Lisa

Lisa ist mir schon vor längerem aufgefallen, als sie als Model noch aktiver aufgetreten ist. Dass sie, die ich ebenso lange fotografieren möchte wie ich ihre Fotos kenne, jetzt auch mit auf dem fokus16 ist, ist ein wunderbarer Zufall. Durch ihre derbe und sehr laute Art ist sie mir ab dem ersten Moment sympathisch und wir wissen, dass wir zusammen shooten werden.

Tags drauf finden wir uns im Gewächshaus wieder. Anfänglich tun wir uns noch etwas schwer, den richtigen Ausschnitt, die richtige Stelle in der Location zu finden, lassen uns Zeit, quatschen und lachen und finden dann, als Lisa schon fast ganz durchgefroren ist, den Ort der Begierde. Die Konturen von Lisa’s athletischem Körper werden von dem Licht nachgezeichnet, das durch das teilweise schneebedeckte Glasdach fällt. Wir machen Faxen und ich versuche bei aller Ruhe, die ich für meine Fotografie haben möchte, Lisa möglichst zügig wieder ins Warme schicken zu können. Aber sie hält eisern durch und ich höre auf, mir darüber größere Gedanken zu machen.

Ryan






Für 2016 habe ich mir unter anderem vorgenommen, mal mehr Männer vor meine Linse zu ziehen, um sie zu fotografieren. Den Anfang machte während des #fokus16-Meet-Ups Ryan. Ein sympathischer Kerl, der zu jeder Schandtat bereit ist und weiß, was er will. Ich allerdings, weiß nicht mehr, ob Ryan mich angesprochen hat oder ich Ryan. Wichtig ist nur: wir sind irgendwie zusammen gekommen und konnten ein paar Fotos zaubern.
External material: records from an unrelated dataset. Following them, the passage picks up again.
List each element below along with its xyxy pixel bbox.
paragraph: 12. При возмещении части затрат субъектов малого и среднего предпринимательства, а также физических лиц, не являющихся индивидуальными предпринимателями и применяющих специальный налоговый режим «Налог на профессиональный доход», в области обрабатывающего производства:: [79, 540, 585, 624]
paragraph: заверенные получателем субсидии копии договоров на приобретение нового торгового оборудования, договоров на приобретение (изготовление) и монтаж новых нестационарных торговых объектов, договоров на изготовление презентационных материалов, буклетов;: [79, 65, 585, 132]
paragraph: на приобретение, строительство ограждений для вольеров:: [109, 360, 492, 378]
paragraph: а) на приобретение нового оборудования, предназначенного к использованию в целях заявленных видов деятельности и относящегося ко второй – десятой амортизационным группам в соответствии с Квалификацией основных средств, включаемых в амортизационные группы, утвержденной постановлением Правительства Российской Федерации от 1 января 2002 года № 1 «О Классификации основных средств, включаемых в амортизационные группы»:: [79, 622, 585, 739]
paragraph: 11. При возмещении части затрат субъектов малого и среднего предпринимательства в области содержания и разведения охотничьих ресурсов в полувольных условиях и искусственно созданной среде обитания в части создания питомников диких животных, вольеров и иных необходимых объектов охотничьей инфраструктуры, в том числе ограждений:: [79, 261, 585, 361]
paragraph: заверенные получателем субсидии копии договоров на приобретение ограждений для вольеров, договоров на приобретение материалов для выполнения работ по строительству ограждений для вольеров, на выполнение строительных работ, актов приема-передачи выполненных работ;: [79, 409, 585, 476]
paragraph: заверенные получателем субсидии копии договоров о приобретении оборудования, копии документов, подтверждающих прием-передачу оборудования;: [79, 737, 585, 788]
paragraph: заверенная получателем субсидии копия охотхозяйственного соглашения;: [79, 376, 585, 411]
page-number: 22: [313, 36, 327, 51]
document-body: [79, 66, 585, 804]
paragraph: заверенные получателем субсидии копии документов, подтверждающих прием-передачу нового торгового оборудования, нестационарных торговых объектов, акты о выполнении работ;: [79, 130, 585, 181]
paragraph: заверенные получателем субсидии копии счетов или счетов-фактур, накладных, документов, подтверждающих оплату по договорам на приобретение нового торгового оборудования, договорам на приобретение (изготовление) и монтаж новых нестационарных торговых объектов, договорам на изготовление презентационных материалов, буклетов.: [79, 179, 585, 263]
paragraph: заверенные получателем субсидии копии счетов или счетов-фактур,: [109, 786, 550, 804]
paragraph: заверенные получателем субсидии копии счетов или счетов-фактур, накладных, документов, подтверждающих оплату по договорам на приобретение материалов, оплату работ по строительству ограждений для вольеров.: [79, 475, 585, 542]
Kurz und kalt ist es, der Geruch frischen Rauchs liegt in der Luft und von draußen zieht die kühle Luft des Bayerischen Waldes in das leere Zimmer im Anbau unserer Unterkunft. Wie von selbst sucht sich meine Kamera die richtigen Bildausschnitte und ich halte fest, was sie mir zeigt.

Maida

Schon am ersten Tag fiel mir die türkise Holzwand ins Auge, als wir eine Hausführung von Daniel bekamen. Maida hingegen war mir schon in der Planungsphase zu #fokus16 aufgefallen. Am ersten Abend spreche ich sie an und wir verabreden uns für ein kleines Shooting am nächsten Tag. Treffpunkt: vor der türkisen Wand.
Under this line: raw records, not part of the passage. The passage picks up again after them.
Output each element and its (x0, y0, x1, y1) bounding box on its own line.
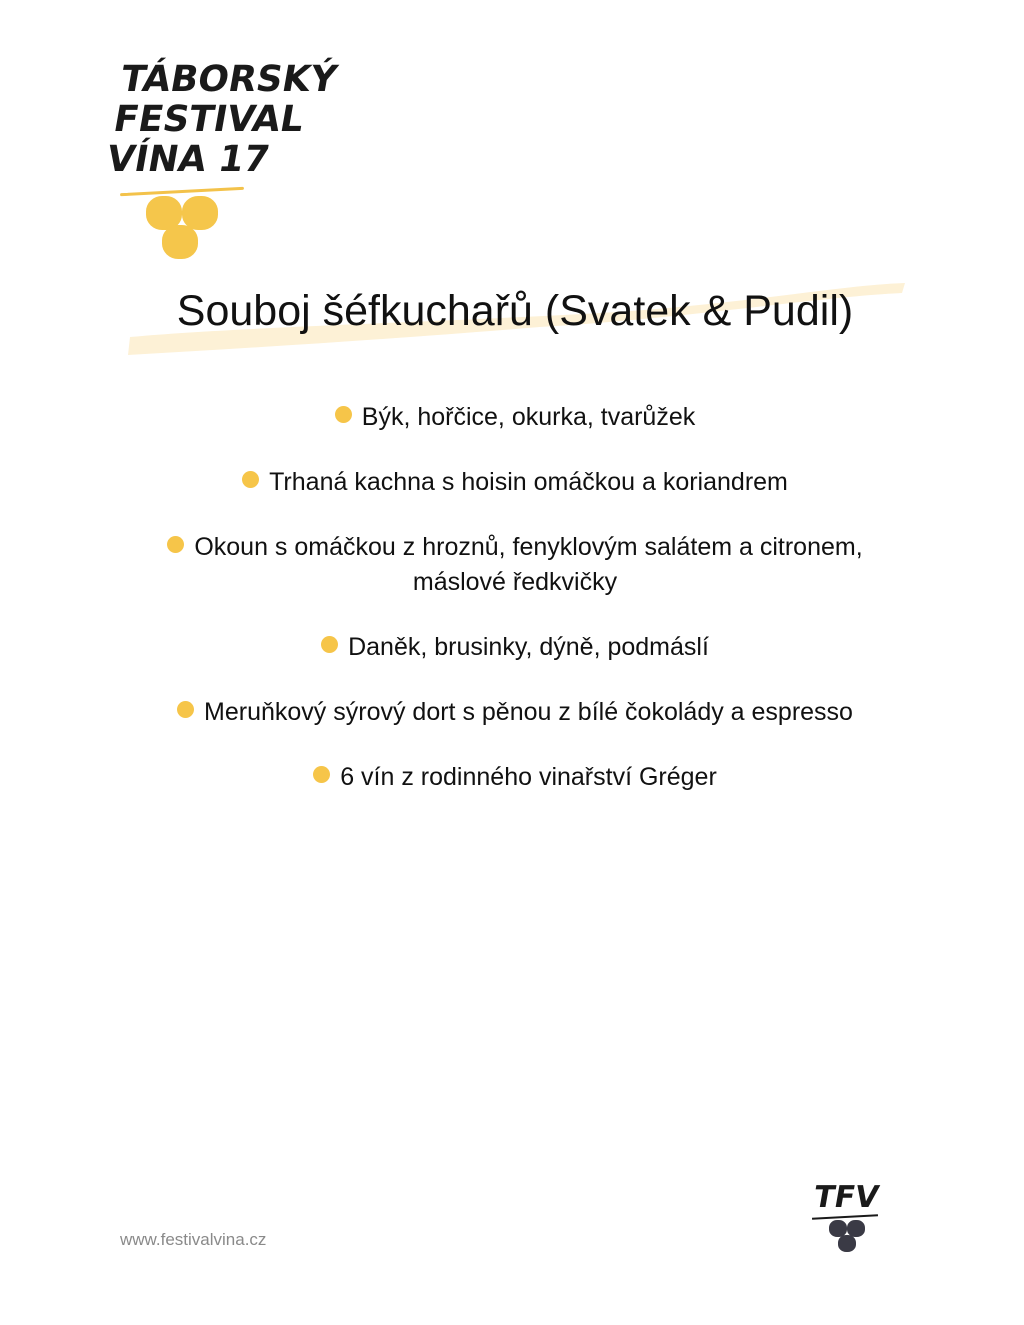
page-title: Souboj šéfkuchařů (Svatek & Pudil) (176, 287, 854, 335)
bullet-icon (335, 406, 352, 423)
menu-item-text: Meruňkový sýrový dort s pěnou z bílé čokolády a espresso (204, 698, 853, 726)
menu-item-text: Daněk, brusinky, dýně, podmáslí (348, 633, 709, 661)
logo-line-1: TÁBORSKÝ (117, 59, 341, 100)
bullet-icon (242, 471, 259, 488)
logo-line-3: VÍNA 17 (103, 139, 273, 180)
menu-item-text: Okoun s omáčkou z hroznů, fenyklovým salátem a citronem, máslové ředkvičky (194, 533, 863, 596)
website-url: www.festivalvina.cz (120, 1230, 267, 1249)
bullet-icon (313, 766, 330, 783)
tfv-logo-text: TFV (811, 1180, 882, 1215)
list-item (110, 760, 920, 795)
menu-item-text: Býk, hořčice, okurka, tvarůžek (361, 403, 696, 431)
festival-logo-text (103, 60, 339, 180)
bullet-icon (167, 536, 184, 553)
list-item (110, 530, 920, 600)
menu-list (110, 400, 920, 825)
menu-item-text: 6 vín z rodinného vinařství Gréger (340, 763, 717, 791)
festival-logo (103, 59, 341, 260)
logo-line-2: FESTIVAL (110, 99, 307, 140)
logo-underline (120, 187, 244, 196)
bullet-icon (321, 636, 338, 653)
title-block (120, 275, 910, 360)
menu-item-text: Trhaná kachna s hoisin omáčkou a koriandrem (269, 468, 788, 496)
list-item (110, 400, 920, 435)
tfv-logo (812, 1182, 884, 1256)
list-item (110, 695, 920, 730)
list-item (110, 465, 920, 500)
tfv-logo-underline (812, 1214, 878, 1219)
bullet-icon (177, 701, 194, 718)
list-item (110, 630, 920, 665)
Der einsetzende Schneefall, am Mittag des zweiten Tages auf dem #fokus16 Fotomeetup, tut der Shootingmotivation keinen Abbruch – eher im Gegenteil. Die dicken Flocken machen sich gut im Bild. Maida wählt das passende Outfit, ich den entsprechenden Bildschnitt. Wir verstehen uns ohne viele Worte, lachen und werden wieder ernster.

Im einen Moment will ich etwas sagen und einen Augenblick vorher hat Maida es irgendwie wohl schon gefühlt und den Kopf geneigt, den Blick in die Kamera gelenkt oder die Hände in die Taschen gesteckt. Die Bilder scheinen ihren Weg wie von selbst in die Kamera zu finden. Ich fokussiere, suche meinen Bildausschnitt und lasse ihn wieder fallen. Zwei Schritte zurück, einen nach rechts. Blick durch den Sucher – und da ist er dann, der richtige Blickwinkel. Jetzt nur noch auslösen. Danke für’s Frieren, Maida.

Claudia










Foto-Meet-Up Nummer zwei für mich. Diesmal unter dem Titel #fokus16 und mit vielen neuen und auch altbekannten Gesichtern. War es bei #obenII im letzten Oktober noch die raue Ostsee, die uns in ihren Bann zog und uns die schönsten Locations bot, durften wir diesmal durch 20 cm tiefen Schnee waten und rund um ein Haus im Bayerischen Wald verlustieren. Auch gut. Erster Tag – reiner Ankunftstag. Dann, am zweiten Tag darf ich Claudia fotografieren. Wir haben bereits seit längerem Kontakt wegen eines Shootings aufgenommen, sind aber nie dazu gekommen, es umzusetzen. Umso schöner, das jetzt in ruhigem Ambiente nachholen zu können.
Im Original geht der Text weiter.